Eurosleeve shows S&G as cop show rejectsThe most celebrated track on the biggest-selling album of the 1970s in Britain, “Bridge Over Troubled Water” has become a marbled standard and it’s hard to step back from that and listen to the thing. Maybe it’s useful to leave it in its immediate context and compare it to “Wan’drin Star”, especially as I’m about to give it the same mark.

Both are carefully arranged showcases for their singer. Both are slow, thoughtful records that work to capture a particular emotional frame of mind. Both dramatise that frame of mind using their arrangement: in “Star”, Lee Marvin sounds uncomfortable and impatient, keen to saddle up and be off down the trail again.

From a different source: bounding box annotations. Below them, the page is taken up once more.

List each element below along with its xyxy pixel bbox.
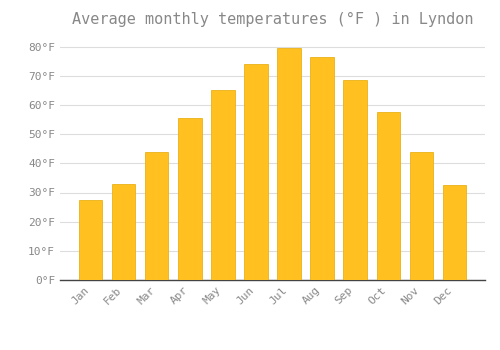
Bar <box>112 184 136 280</box>
Bar <box>278 48 300 280</box>
Bar <box>80 200 102 280</box>
Bar <box>244 64 268 280</box>
Title: Average monthly temperatures (°F ) in Lyndon: Average monthly temperatures (°F ) in Ly… <box>72 12 473 27</box>
Bar <box>178 118 202 280</box>
Bar <box>212 90 234 280</box>
Bar <box>310 57 334 280</box>
Bar <box>344 80 366 280</box>
Bar <box>442 185 466 280</box>
Bar <box>376 112 400 280</box>
Bar <box>410 152 432 280</box>
Bar <box>146 152 169 280</box>
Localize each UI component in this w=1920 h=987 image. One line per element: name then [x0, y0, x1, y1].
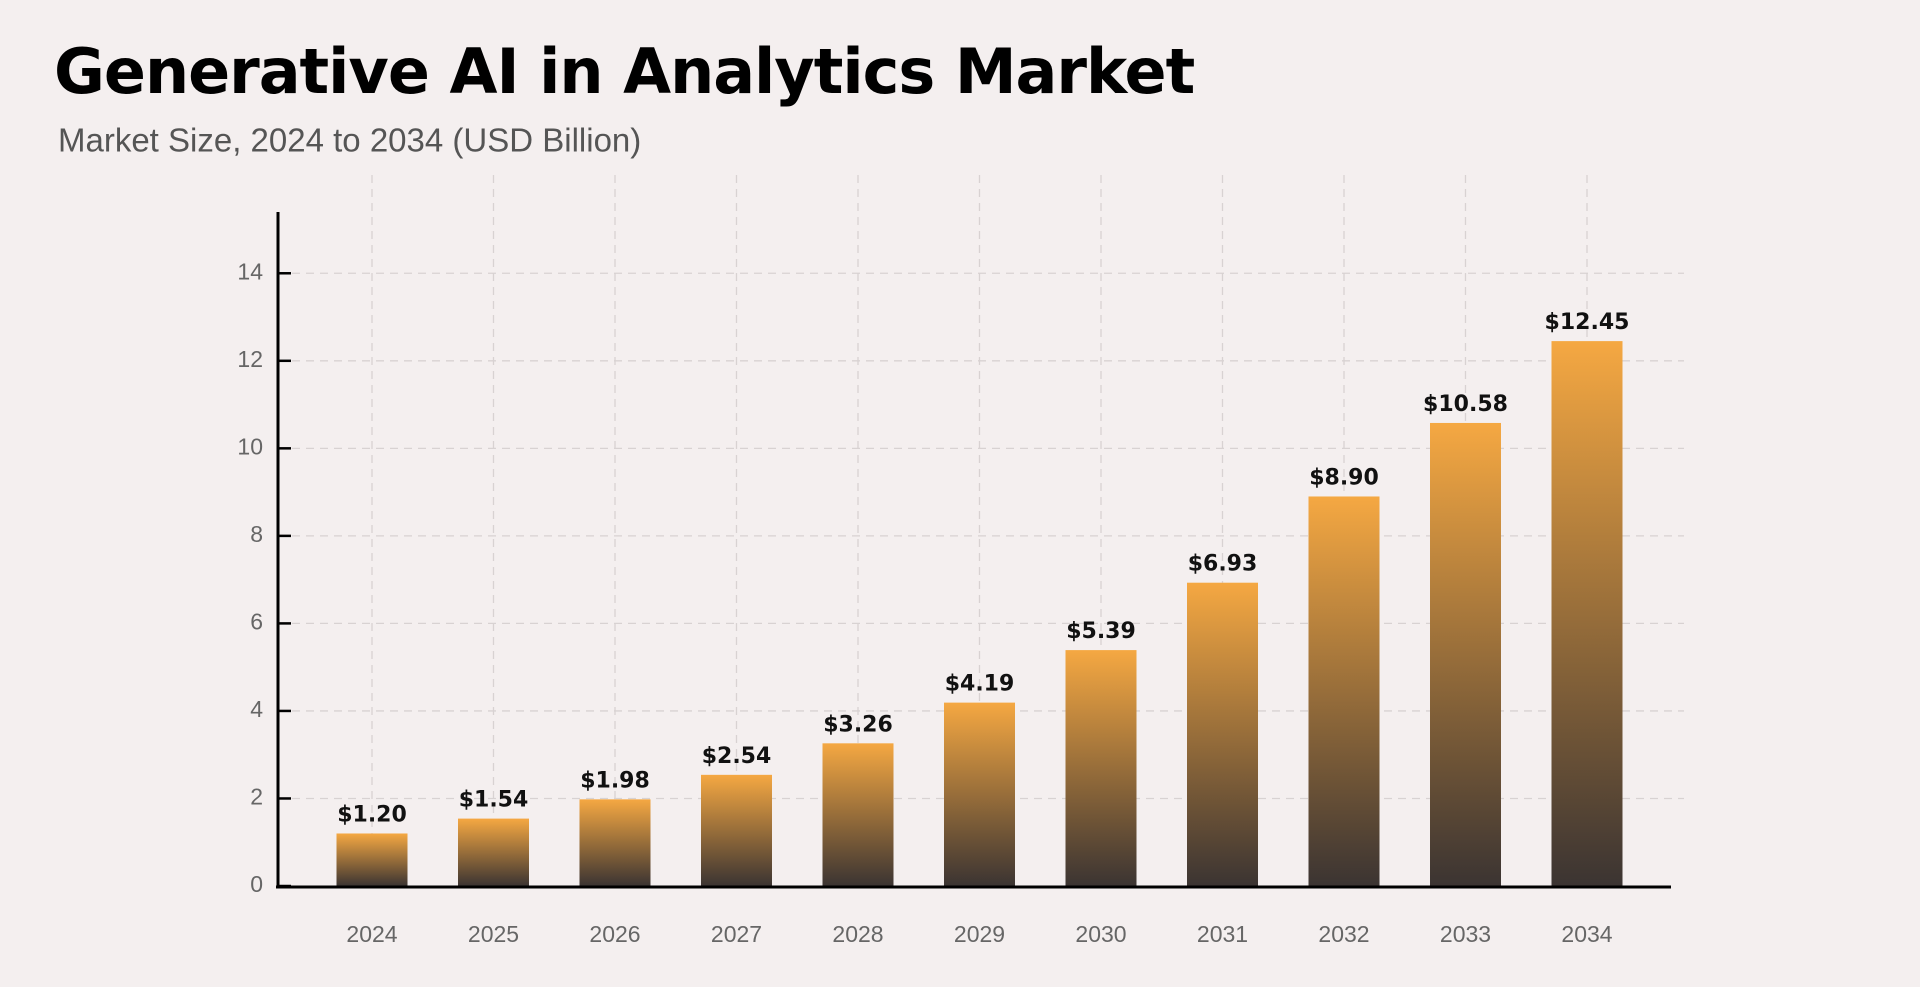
y-tick-label: 14 — [237, 258, 263, 284]
bar — [944, 702, 1015, 886]
y-tick-label: 8 — [250, 521, 263, 547]
y-tick-label: 12 — [237, 346, 263, 372]
chart-subtitle: Market Size, 2024 to 2034 (USD Billion) — [58, 122, 641, 159]
y-tick-label: 2 — [250, 784, 263, 810]
x-tick-label: 2027 — [711, 921, 762, 947]
bars — [336, 341, 1623, 887]
value-label: $4.19 — [945, 672, 1015, 697]
bar — [1308, 496, 1380, 886]
value-label: $1.98 — [580, 768, 650, 793]
value-label: $5.39 — [1066, 619, 1136, 644]
x-tick-label: 2028 — [832, 921, 883, 947]
value-label: $3.26 — [823, 712, 893, 737]
y-tick-label: 10 — [237, 433, 263, 459]
x-tick-label: 2034 — [1561, 921, 1612, 947]
x-tick-label: 2024 — [346, 921, 397, 947]
bar — [822, 743, 894, 886]
x-tick-label: 2033 — [1440, 921, 1491, 947]
value-label: $12.45 — [1545, 310, 1630, 335]
bar — [1065, 650, 1137, 886]
bar — [1187, 582, 1258, 886]
x-tick-label: 2029 — [954, 921, 1005, 947]
x-tick-label: 2026 — [589, 921, 640, 947]
y-tick-label: 4 — [250, 696, 263, 722]
value-label: $1.54 — [459, 788, 529, 813]
y-tick-label: 0 — [250, 871, 263, 897]
x-tick-label: 2030 — [1075, 921, 1126, 947]
value-label: $2.54 — [702, 744, 772, 769]
x-tick-label: 2025 — [468, 921, 519, 947]
chart-title: Generative AI in Analytics Market — [54, 35, 1195, 108]
value-label: $8.90 — [1309, 465, 1379, 490]
bar — [1430, 422, 1501, 886]
value-label: $6.93 — [1188, 552, 1258, 577]
bar — [701, 774, 772, 886]
bar — [1551, 341, 1623, 887]
bar — [579, 799, 651, 886]
value-label: $1.20 — [337, 802, 407, 827]
value-label: $10.58 — [1423, 392, 1508, 417]
x-tick-label: 2032 — [1318, 921, 1369, 947]
y-tick-label: 6 — [250, 608, 263, 634]
bar — [336, 833, 408, 886]
x-tick-label: 2031 — [1197, 921, 1248, 947]
bar — [458, 818, 529, 886]
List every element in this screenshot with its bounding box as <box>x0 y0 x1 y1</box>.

In “Bridge”, the structure and arrangement hark back to earlier and ancient ways of religious comfort-giving, lending the recording the feel of a secular hymn. Oh, and both records botch it towards the end – Lee’s vocal goes completely off-track, and Simon and Garfunkel bring in the drums and love poetry, threatening to turn their austere statement of devotion into a particularly high-handed, passive-aggressive come-on.

There’s no question that “Bridge”, like “Sugar, Sugar”, is a supremely well-crafted record. The Archies track hides its craft, though, using it for the – perhaps sinister – purposes of getting you hooked on a dumb pop choon. “Bridge”‘s craft is obvious in every bar. The gradual introduction, interplay and build of piano, voice bass and drum is beat-perfect, with even Garfunkel’s (yes, very beautiful) voice ultimately another component to be precisely tweezerdropped into place. If I find this delicacy wearying, or oppressive, or even cold, that’s a reflection of the gap between what the record asks of its listener – concentration and solemnity – and what I’m prepared to give it. I never liked real hymns much, either.